5.5. Solution Process
The solution process of the mixed game-based operation is shown in
Figure 7.
Figure 7 shows that the solution process converges after 37 iterations. The revenue of the ESO presents a positive correlation with the number of iterations, and the total operation cost of the BIES cooperation alliance gradually decreases. This reflects the game process between the two entities. During the iterative process, both entities adjust their strategies to maximize their own benefits. When the game reaches equilibrium, the game strategy no longer changes, indicating that in the current strategy, none of the building entities can further improve their economic benefits by adjusting their own strategies.
6. Conclusions
This paper proposes a mixed game-based day-ahead operation strategy for multi-building integrated energy systems. Specifically, a bi-level game model is established, in which the upper-level model maximizes the benefits of the ESO, and the lower-level model minimizes the operation costs of multiple buildings. Furthermore, in consideration of source-load uncertainties, the established bi-level operation model is reformulated into a fuzzy chance-constrained type. Subsequently, a hierarchical solution approach is presented to solve the bi-level optimization model, and the Shapley value is adopted for benefits re-allocation.
Case studies conducted on a multi-building system in East China verified the effectiveness of the proposed work, and the following conclusions can be drawn:
(1) The proposed game-based operation model contributes to reducing total operation costs by 3.98% and increasing the energy operator’s revenue by 10.31%.
(2) Through the Shapley value method, the operation cost of each building agent is re-attributed based on their marginal contributions, which enhances the motivation of each building to participate in the cooperation alliance and effectively guarantees the benefits of each building.
(3) The proposed fuzzy chance-constrained program effectively addresses source-load uncertainties, allowing for flexible day-ahead decision making according to different prediction accuracy and confidence levels.
(4) The presented hierarchical solution approach effectively solves the game-based bi-level model with mixed-binary variables.

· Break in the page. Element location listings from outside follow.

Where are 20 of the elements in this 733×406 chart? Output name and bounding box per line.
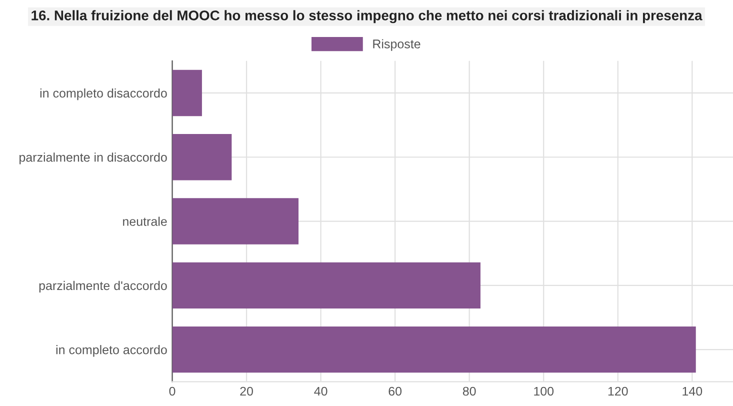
bar	[172, 262, 480, 309]
y-tick-label: in completo accordo	[56, 345, 167, 357]
x-tick-label: 120	[608, 386, 628, 396]
bar	[172, 134, 232, 180]
bar	[172, 326, 696, 373]
x-tick-label: 100	[534, 386, 554, 396]
legend-label: Risposte	[373, 39, 420, 51]
x-tick-label: 60	[388, 386, 402, 396]
x-tick-label: 140	[682, 386, 702, 396]
bar	[172, 198, 299, 244]
y-tick-label: in completo disaccordo	[40, 88, 167, 100]
x-tick-label: 20	[240, 386, 253, 396]
bar	[172, 70, 202, 116]
x-tick-label: 0	[169, 386, 176, 396]
x-tick-label: 40	[314, 386, 328, 396]
chart-title: 16. Nella fruizione del MOOC ho messo lo stesso impegno che metto nei corsi tradizionali in presenza	[32, 10, 702, 24]
y-tick-label: neutrale	[123, 216, 167, 226]
y-tick-label: parzialmente d'accordo	[39, 280, 167, 293]
x-tick-label: 80	[462, 386, 476, 396]
y-tick-label: parzialmente in disaccordo	[20, 152, 167, 164]
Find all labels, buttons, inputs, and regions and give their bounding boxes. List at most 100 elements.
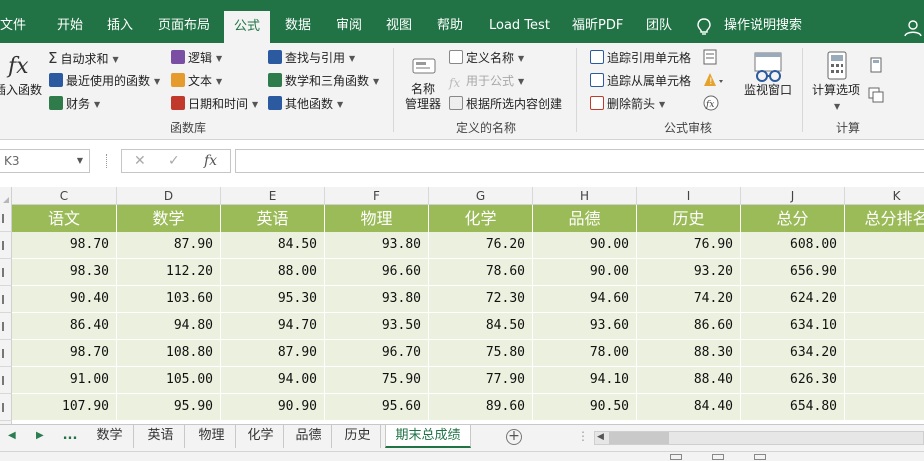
sheet-tab[interactable]: 化学 <box>238 425 284 448</box>
page-break-view-icon[interactable] <box>754 454 766 460</box>
cell[interactable]: 634.10 <box>741 313 845 339</box>
insert-function-fx-icon[interactable]: fx <box>204 153 218 169</box>
cell[interactable]: 90.00 <box>533 259 637 285</box>
cell[interactable] <box>845 259 924 285</box>
calculate-sheet-icon[interactable] <box>868 87 884 103</box>
sheet-tab[interactable]: 英语 <box>137 425 185 448</box>
more-sheets-button[interactable]: ... <box>62 428 78 443</box>
cell[interactable]: 95.90 <box>117 394 221 420</box>
cell[interactable]: 87.90 <box>117 232 221 258</box>
cell[interactable]: 84.40 <box>637 394 741 420</box>
page-layout-view-icon[interactable] <box>712 454 724 460</box>
cancel-icon[interactable]: ✕ <box>134 153 146 169</box>
sheet-tab[interactable]: 数学 <box>86 425 134 448</box>
header-cell[interactable]: 品德 <box>533 205 637 232</box>
tab-foxit-pdf[interactable]: 福昕PDF <box>572 18 624 33</box>
header-cell[interactable]: 化学 <box>429 205 533 232</box>
scrollbar-thumb[interactable] <box>609 432 669 444</box>
cell[interactable] <box>845 394 924 420</box>
chevron-down-icon[interactable]: ▼ <box>76 156 83 165</box>
row-header[interactable] <box>0 286 12 313</box>
cell[interactable]: 98.70 <box>12 340 117 366</box>
evaluate-formula-icon[interactable]: fx <box>703 95 719 111</box>
header-cell[interactable]: 总分排名 <box>845 205 924 232</box>
scroll-left-icon[interactable]: ◀ <box>597 432 604 442</box>
cell[interactable]: 84.50 <box>429 313 533 339</box>
cell[interactable]: 95.60 <box>325 394 429 420</box>
cell[interactable] <box>845 313 924 339</box>
row-header[interactable] <box>0 205 12 232</box>
tab-file[interactable]: 文件 <box>0 18 27 33</box>
math-trig-button[interactable]: 数学和三角函数 ▼ <box>268 72 379 89</box>
cell[interactable]: 108.80 <box>117 340 221 366</box>
column-header-h[interactable]: H <box>533 187 637 205</box>
remove-arrows-button[interactable]: 删除箭头 ▼ <box>590 95 665 112</box>
watch-window-icon[interactable] <box>752 51 786 83</box>
horizontal-scrollbar[interactable]: ◀ <box>594 431 924 445</box>
cell[interactable]: 608.00 <box>741 232 845 258</box>
name-manager-button[interactable]: 名称 管理器 <box>405 82 442 111</box>
cell[interactable]: 72.30 <box>429 286 533 312</box>
date-time-button[interactable]: 日期和时间 ▼ <box>171 95 258 112</box>
tab-review[interactable]: 审阅 <box>336 18 363 33</box>
row-header[interactable] <box>0 232 12 259</box>
trace-dependents-button[interactable]: 追踪从属单元格 <box>590 72 691 89</box>
formula-bar-resize-handle[interactable] <box>106 154 109 168</box>
create-from-selection-button[interactable]: 根据所选内容创建 <box>449 95 562 112</box>
row-header[interactable] <box>0 340 12 367</box>
prev-sheet-icon[interactable]: ◀ <box>8 430 16 441</box>
cell[interactable]: 90.90 <box>221 394 325 420</box>
header-cell[interactable]: 语文 <box>12 205 117 232</box>
show-formulas-icon[interactable] <box>703 49 717 65</box>
tab-view[interactable]: 视图 <box>386 18 413 33</box>
cell[interactable]: 77.90 <box>429 367 533 393</box>
tab-home[interactable]: 开始 <box>57 18 84 33</box>
column-header-k[interactable]: K <box>845 187 924 205</box>
row-header[interactable] <box>0 313 12 340</box>
row-header[interactable] <box>0 394 12 421</box>
cell[interactable]: 76.20 <box>429 232 533 258</box>
cell[interactable]: 95.30 <box>221 286 325 312</box>
cell[interactable]: 74.20 <box>637 286 741 312</box>
chevron-down-icon[interactable]: ▼ <box>834 102 841 111</box>
header-cell[interactable]: 英语 <box>221 205 325 232</box>
row-header[interactable] <box>0 367 12 394</box>
logical-button[interactable]: 逻辑 ▼ <box>171 49 222 66</box>
tell-me-search[interactable]: 操作说明搜索 <box>724 18 803 33</box>
cell[interactable]: 98.70 <box>12 232 117 258</box>
cell[interactable]: 112.20 <box>117 259 221 285</box>
cell[interactable]: 88.00 <box>221 259 325 285</box>
trace-precedents-button[interactable]: 追踪引用单元格 <box>590 49 691 66</box>
cell[interactable]: 93.80 <box>325 286 429 312</box>
lookup-reference-button[interactable]: 查找与引用 ▼ <box>268 49 355 66</box>
column-header-j[interactable]: J <box>741 187 845 205</box>
row-header[interactable] <box>0 259 12 286</box>
cell[interactable]: 88.30 <box>637 340 741 366</box>
tab-data[interactable]: 数据 <box>285 18 312 33</box>
insert-function-button[interactable]: 插入函数 <box>0 83 43 97</box>
column-header-f[interactable]: F <box>325 187 429 205</box>
calculation-options-button[interactable]: 计算选项 <box>812 83 861 97</box>
cell[interactable]: 75.90 <box>325 367 429 393</box>
cell[interactable]: 86.40 <box>12 313 117 339</box>
cell[interactable]: 93.60 <box>533 313 637 339</box>
cell[interactable]: 78.00 <box>533 340 637 366</box>
error-checking-icon[interactable]: ! <box>703 72 725 88</box>
cell[interactable]: 105.00 <box>117 367 221 393</box>
cell[interactable]: 94.80 <box>117 313 221 339</box>
column-header-e[interactable]: E <box>221 187 325 205</box>
cell[interactable]: 87.90 <box>221 340 325 366</box>
cell[interactable]: 98.30 <box>12 259 117 285</box>
column-header-i[interactable]: I <box>637 187 741 205</box>
tab-team[interactable]: 团队 <box>646 18 673 33</box>
sheet-tab[interactable]: 物理 <box>188 425 236 448</box>
cell[interactable]: 94.00 <box>221 367 325 393</box>
cell[interactable]: 93.80 <box>325 232 429 258</box>
cell[interactable]: 107.90 <box>12 394 117 420</box>
column-header-g[interactable]: G <box>429 187 533 205</box>
autosum-button[interactable]: Σ 自动求和 ▼ <box>48 49 119 67</box>
cell[interactable]: 76.90 <box>637 232 741 258</box>
more-functions-button[interactable]: 其他函数 ▼ <box>268 95 343 112</box>
name-manager-icon[interactable] <box>410 53 438 81</box>
column-header-c[interactable]: C <box>12 187 117 205</box>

The proposed work offers insights for building sectors in which building operators could participate in energy exchange with both building aggregators and other building sectors so that the overall operation costs could be effectively reduced. In the future, this work could be extended by establishing more accurate equipment models, e.g., disparate timescales between fast electrical response and slow thermal inertia. Moreover, this work is limited by its focus on only electricity, heating, and cooling systems. The proposed work could be extended to more complicated integrated energy systems by incorporating other energy systems, e.g., hydrogen systems.